The Derry Girls are five friends: four girls and one boy. Like plenty of teenagers they drink in secret, get anxious about exams, and nervously flirt with the opposite sex. But this is all while seeing constant bombings in the news and going to school in buses routinely checked by soldiers carrying machine guns.
In more serious hands, this would’ve been a straight and difficult drama. But writer Lisa McGee provides a funnier insight into an horrific time through the eyes of clueless kids.
Lisa McGee provides a funnier insight into an horrific time through the eyes of clueless kids
Series 2 starts with a special initiative to bridge the sectarian divide between Catholics and Protestants, as schools on both sides gather for the ‘Friends Against the Barricade’. On paper it's ideal, but the hatred – mostly installed by the kids’ parents – is unnavigable and makes it hilarious for the organisers to stumble through.
But Erin, Michelle, and Orla aren’t excited to find peace. They want some attractive Protestant boys (‘Protes’) to fool around with. Erin’s craving attention (narrating her life in the bath), Michelle’s seeking to satisfy her vices, and Orla’s stuck in whatever world she belongs to.
These plans to get some 'fine Protestant ass' don't include Clare, who's come out as gay, or James, who's desperate to prove his masculinity with the Prote lads (‘Shall us two bad bastards hook up or what?’).
Sister Michael is one of the finest and funniest characters in Derry Girls
But the grownups threaten to steal the kids’ thunder. One of the finest and funniest characters in the show is Sister Michael, who finds issues with everything. She’s the pinnacle of cynical, a brilliantly morbid soul. And her introduction in series 2 is perfect: emerging out of the school bus and muttering ‘Kill me…’.
Also returning is the priest with the amazing hair, Father Peter, whose naive optimism is constantly mocked – especially as he gets the students to say similarities between Catholics and Protestants, inevitably ending in ludicrous differences (‘Catholics have more freckles!’, ‘Protestants hate ABBA!’).

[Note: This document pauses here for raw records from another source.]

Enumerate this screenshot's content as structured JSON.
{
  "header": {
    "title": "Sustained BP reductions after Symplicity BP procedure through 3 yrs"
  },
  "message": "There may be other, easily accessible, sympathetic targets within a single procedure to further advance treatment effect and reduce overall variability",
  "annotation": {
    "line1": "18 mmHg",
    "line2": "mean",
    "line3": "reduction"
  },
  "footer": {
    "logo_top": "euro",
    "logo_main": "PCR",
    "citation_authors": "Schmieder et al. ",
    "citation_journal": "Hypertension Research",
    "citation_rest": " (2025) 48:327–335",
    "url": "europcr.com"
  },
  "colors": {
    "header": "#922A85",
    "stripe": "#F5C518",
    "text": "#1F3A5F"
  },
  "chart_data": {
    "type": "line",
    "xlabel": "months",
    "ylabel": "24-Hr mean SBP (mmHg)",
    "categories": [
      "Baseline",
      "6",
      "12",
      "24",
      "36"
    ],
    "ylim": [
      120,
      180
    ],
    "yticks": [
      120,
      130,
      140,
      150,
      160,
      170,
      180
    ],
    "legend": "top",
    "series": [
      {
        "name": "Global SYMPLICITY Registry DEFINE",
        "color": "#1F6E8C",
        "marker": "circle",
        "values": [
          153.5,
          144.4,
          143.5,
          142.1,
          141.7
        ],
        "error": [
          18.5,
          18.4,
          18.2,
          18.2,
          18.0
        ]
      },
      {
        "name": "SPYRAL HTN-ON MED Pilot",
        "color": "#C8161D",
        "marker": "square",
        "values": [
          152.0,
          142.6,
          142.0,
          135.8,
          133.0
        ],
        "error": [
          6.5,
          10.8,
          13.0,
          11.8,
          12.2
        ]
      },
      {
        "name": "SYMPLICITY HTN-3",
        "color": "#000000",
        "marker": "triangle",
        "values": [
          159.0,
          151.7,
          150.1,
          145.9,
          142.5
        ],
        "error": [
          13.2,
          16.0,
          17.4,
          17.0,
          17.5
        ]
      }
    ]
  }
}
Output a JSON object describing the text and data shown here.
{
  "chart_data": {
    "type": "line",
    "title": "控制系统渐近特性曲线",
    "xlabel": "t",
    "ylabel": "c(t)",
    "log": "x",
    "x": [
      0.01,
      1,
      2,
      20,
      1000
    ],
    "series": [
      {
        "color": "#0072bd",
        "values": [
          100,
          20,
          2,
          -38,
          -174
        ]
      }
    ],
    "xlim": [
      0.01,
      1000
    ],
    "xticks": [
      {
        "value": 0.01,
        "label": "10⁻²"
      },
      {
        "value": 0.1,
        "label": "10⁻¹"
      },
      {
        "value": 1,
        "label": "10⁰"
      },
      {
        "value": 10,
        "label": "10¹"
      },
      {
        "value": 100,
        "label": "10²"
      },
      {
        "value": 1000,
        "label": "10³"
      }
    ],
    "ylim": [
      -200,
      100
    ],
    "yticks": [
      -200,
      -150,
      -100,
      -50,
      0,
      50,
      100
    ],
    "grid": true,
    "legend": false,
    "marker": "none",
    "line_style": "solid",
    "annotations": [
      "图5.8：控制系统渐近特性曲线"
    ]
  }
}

Lisa McGee returns to the lighter side of the Troubles, and it’s like we never left. The jokes are still hilarious, the conflicts are still parochial (Erin’s mother is deeply paranoid about Michelle’s mother giving her a bowl for no reason), and the threat of sectarian violence still feels near and distant at the same time. And as we know from the series one finale, it can't all be comedy. The poignant punch will come – but, for now, it's just funny.